In seiner letzten Spielzeit als Künstlerischer Leiter der Ludwigsburger Schlossfestspiele knüpft Wolfgang Gönnenwein noch einmal da an, wo er vor drei Jahrzehnten begonnen hat. Seit Anfang an ein Verehrer des Balletts, hatte er damals das junge Basler Ballett unter Heinz Spoerli nach Ludwigsburg eingeladen und in den folgenden Jahren fast zu einer Hauskompanie der Festspiele gemacht. Und so lud er auch zum Schluss noch einmal eine junge Kompanie ein, sich in Ludwigsburg vorzustellen: das von Birgit Keil geleitete Ballett des Staatstheaters Karlsruhe, zweifellos die Aufsteigerkompanie der nun zu Ende gehenden Spielzeit. Und betreute selbst am Pult des Orchesters der Ludwigsburger Festspiele die beiden an diesem Abend getanzten Ballette: Richard Wherlocks „Kindertotenlieder“, basierend auf Gustav Mahlers gleichnamigen Liederzyklus, und Jorma Uotinens „Ballet Pathétique“ zu Tschaikowskys 6. Sinfonie in h-moll – mit Hanna Esther Minutillo in den Mahler-Liedern.

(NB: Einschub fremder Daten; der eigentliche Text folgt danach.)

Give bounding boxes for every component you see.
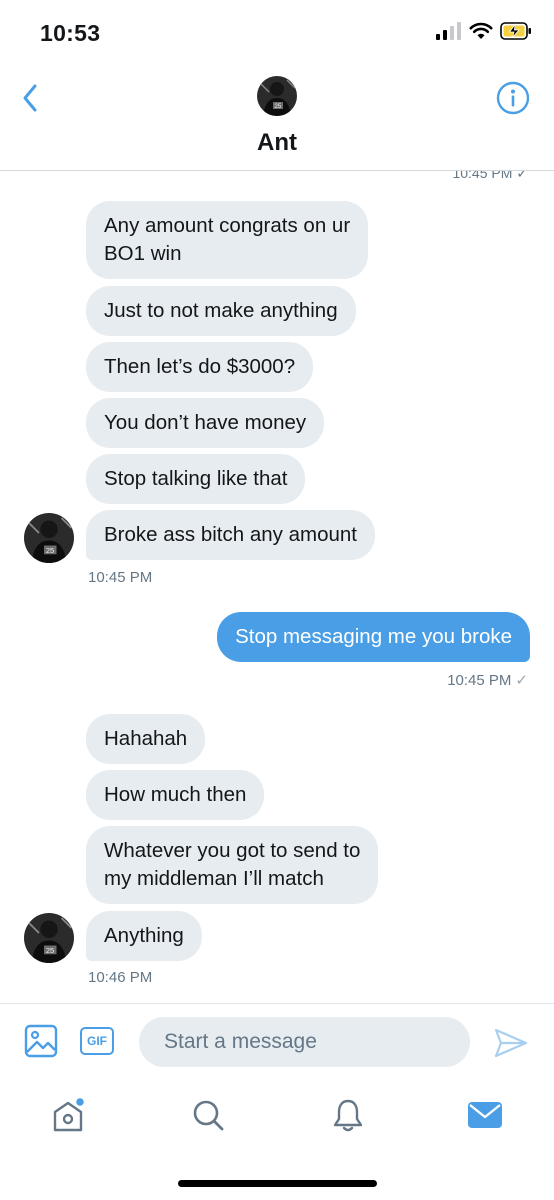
- message-composer: GIF: [0, 1003, 554, 1079]
- message-timestamp: 10:45 PM: [88, 569, 153, 586]
- tab-search[interactable]: [188, 1095, 228, 1135]
- tab-home[interactable]: [48, 1095, 88, 1135]
- search-icon: [193, 1100, 224, 1131]
- message-timestamp: 10:45 PM ✓: [452, 171, 528, 181]
- add-photo-button[interactable]: [24, 1024, 58, 1058]
- home-icon: [53, 1096, 86, 1132]
- received-message[interactable]: Whatever you got to send to my middleman…: [86, 826, 379, 904]
- received-message[interactable]: How much then: [86, 770, 265, 820]
- contact-name[interactable]: Ant: [0, 129, 554, 157]
- info-button[interactable]: [496, 81, 530, 115]
- gif-button[interactable]: GIF: [80, 1027, 114, 1055]
- message-timestamp: 10:46 PM: [88, 969, 153, 986]
- send-button[interactable]: [494, 1027, 528, 1059]
- messages-icon: [468, 1102, 502, 1128]
- status-icons: [436, 22, 532, 40]
- sent-message[interactable]: Stop messaging me you broke: [217, 612, 530, 662]
- notifications-icon: [333, 1099, 363, 1132]
- received-message[interactable]: Anything: [86, 911, 202, 961]
- svg-text:25: 25: [46, 546, 54, 555]
- conversation-header: 25 Ant: [0, 66, 554, 171]
- tab-bar: [0, 1079, 554, 1200]
- sender-avatar[interactable]: 25: [24, 513, 74, 563]
- status-bar: 10:53: [0, 0, 554, 66]
- chevron-left-icon: [23, 84, 37, 112]
- received-message[interactable]: Just to not make anything: [86, 286, 356, 336]
- send-icon: [494, 1028, 528, 1058]
- message-timestamp: 10:45 PM: [447, 672, 512, 689]
- received-message[interactable]: Stop talking like that: [86, 454, 306, 504]
- received-message[interactable]: Any amount congrats on ur BO1 win: [86, 201, 369, 279]
- svg-text:25: 25: [275, 104, 282, 110]
- sent-message-meta: 10:45 PM ✓: [447, 671, 528, 689]
- battery-charging-icon: [500, 22, 531, 40]
- sender-avatar[interactable]: 25: [24, 913, 74, 963]
- tab-messages[interactable]: [465, 1095, 505, 1135]
- image-icon: [24, 1024, 58, 1058]
- svg-text:25: 25: [46, 946, 54, 955]
- received-message[interactable]: Then let’s do $3000?: [86, 342, 314, 392]
- status-time: 10:53: [40, 20, 101, 46]
- wifi-icon: [469, 22, 493, 39]
- back-button[interactable]: [16, 80, 44, 116]
- home-indicator: [178, 1180, 377, 1187]
- sent-check-icon: ✓: [515, 672, 528, 689]
- received-message[interactable]: Hahahah: [86, 714, 206, 764]
- message-input[interactable]: [139, 1017, 470, 1067]
- contact-avatar[interactable]: 25: [257, 76, 297, 116]
- tab-notifications[interactable]: [328, 1095, 368, 1135]
- info-icon: [496, 81, 530, 115]
- received-message[interactable]: Broke ass bitch any amount: [86, 510, 375, 560]
- signal-icon: [436, 22, 461, 40]
- received-message[interactable]: You don’t have money: [86, 398, 325, 448]
- message-list[interactable]: 10:45 PM ✓ Any amount congrats on ur BO1…: [0, 171, 554, 1003]
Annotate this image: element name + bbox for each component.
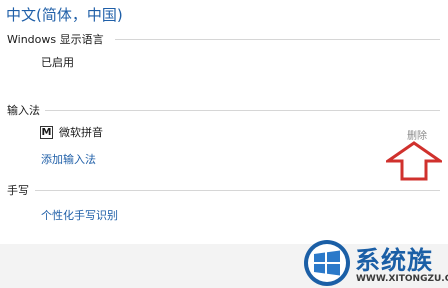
- watermark-name: 系统族: [355, 246, 434, 275]
- keyboard-m-icon: M: [40, 125, 53, 139]
- display-language-status: 已启用: [41, 56, 74, 69]
- add-input-method-link[interactable]: 添加输入法: [41, 151, 96, 167]
- section-divider: [45, 110, 440, 111]
- section-title-display-language: Windows 显示语言: [7, 33, 104, 46]
- input-method-label: 微软拼音: [59, 126, 103, 139]
- page-title: 中文(简体，中国): [6, 6, 123, 24]
- up-arrow-icon: [386, 141, 442, 181]
- section-divider: [35, 190, 440, 191]
- windows-logo-icon: [304, 240, 350, 286]
- remove-input-method-button[interactable]: 删除: [407, 127, 427, 142]
- section-title-input-method: 输入法: [7, 104, 40, 117]
- up-arrow-shape: [386, 141, 442, 181]
- input-method-item[interactable]: M 微软拼音: [40, 124, 103, 140]
- watermark: 系统族 WWW.XITONGZU.COM: [303, 238, 448, 288]
- watermark-url: WWW.XITONGZU.COM: [356, 274, 448, 284]
- section-title-handwriting: 手写: [7, 184, 29, 197]
- section-divider: [115, 39, 440, 40]
- personalize-handwriting-link[interactable]: 个性化手写识别: [41, 207, 118, 223]
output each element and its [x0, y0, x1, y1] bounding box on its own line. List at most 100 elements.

Der musikalische Anspruch war also sehr hoch angesetzt. Wherlock, inzwischen Ballettchef in Basel, stellte sich der Herausforderung durch Antony Tudor und seiner „Dark Elegies“, immerhin eins der Schlüsselwerke des 20. Jahrhunderts – und Uotinen, zweifellos der führende Ballettmann Finnlands, hatte gegen die Schatten von Leonide Massines „Les Présages“ anzukämpfen, einem der großen sinfonischen Ballette aus der Erbschaft der Ballets Russes de Monte Carlo (auch wenn die sich der 5. Sinfonie von Tschaikowsky bedienten).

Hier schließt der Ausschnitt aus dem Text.